The trade association made the request in a comment letter to the FCC for the agency’s Third Further Notice of Proposed Rulemaking to regarding advanced methods to target and eliminate unlawful robocalls.
“Requiring providers to quickly unblock legal calls is necessary because the Commission has no authority to authorize the blocking of legal communications,” the letter reads. “The FCC should permit voice service providers to block only calls that have not been properly authenticated under the framework or authenticated, but the provider has concluded with a high degree of certainty that the call was placed illegally.”
Avoiding Labels
The letter goes on to state the FCC should discourage voice service providers from labeling calls as “debt collector.” Unlike the call labels of “spam” and “nuisance” — which describe illegally placed calls — servicing and collections-related calls are lawful and beneficial to consumers, CUNA noted.

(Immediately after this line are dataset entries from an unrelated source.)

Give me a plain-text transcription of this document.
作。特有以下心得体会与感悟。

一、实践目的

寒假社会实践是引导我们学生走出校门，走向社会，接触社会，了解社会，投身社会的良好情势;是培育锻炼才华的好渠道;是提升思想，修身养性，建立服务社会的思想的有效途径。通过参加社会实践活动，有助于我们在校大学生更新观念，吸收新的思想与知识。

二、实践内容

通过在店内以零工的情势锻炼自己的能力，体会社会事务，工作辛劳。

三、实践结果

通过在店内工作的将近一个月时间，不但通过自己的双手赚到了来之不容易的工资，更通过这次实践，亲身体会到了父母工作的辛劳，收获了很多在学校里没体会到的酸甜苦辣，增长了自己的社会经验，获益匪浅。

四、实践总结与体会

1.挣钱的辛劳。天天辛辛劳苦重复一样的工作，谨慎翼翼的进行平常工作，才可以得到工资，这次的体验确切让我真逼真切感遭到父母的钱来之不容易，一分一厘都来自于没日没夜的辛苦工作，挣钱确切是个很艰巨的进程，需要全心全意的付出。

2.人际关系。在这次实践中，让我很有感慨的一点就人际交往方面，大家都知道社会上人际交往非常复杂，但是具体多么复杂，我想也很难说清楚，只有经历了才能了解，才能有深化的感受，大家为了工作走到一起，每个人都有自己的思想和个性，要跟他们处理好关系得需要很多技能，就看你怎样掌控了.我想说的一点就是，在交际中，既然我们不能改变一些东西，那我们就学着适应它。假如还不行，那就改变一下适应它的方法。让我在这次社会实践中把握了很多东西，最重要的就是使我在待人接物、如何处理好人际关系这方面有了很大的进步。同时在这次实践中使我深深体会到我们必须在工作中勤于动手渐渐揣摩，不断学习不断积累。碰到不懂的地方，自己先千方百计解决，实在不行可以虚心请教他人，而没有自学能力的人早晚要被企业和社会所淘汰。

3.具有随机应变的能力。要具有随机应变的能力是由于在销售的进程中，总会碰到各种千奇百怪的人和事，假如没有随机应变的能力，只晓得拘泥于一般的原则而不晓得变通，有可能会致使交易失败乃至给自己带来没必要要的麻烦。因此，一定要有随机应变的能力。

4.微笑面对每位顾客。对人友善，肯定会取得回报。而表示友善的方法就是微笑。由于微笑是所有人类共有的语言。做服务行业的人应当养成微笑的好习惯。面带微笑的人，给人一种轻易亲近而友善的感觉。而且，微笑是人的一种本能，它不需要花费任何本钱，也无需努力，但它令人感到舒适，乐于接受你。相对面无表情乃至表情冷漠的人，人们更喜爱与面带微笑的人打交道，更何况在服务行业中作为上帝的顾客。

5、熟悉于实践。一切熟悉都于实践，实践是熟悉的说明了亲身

The FCC's proposed “Critical Calls List” should include numbers from fraud alerts, data breach notifications, remediation messages, utility outage notifications, product recall notices, prescription notices, and mortgage servicing calls required by Federal or State law, CUNA said.
In assessing the effectiveness of voice service providers’ solutions to the problem of illegal automated calls, CUNA said it believes the FCC should measure and report annually on the number of calls that providers have blocked erroneously.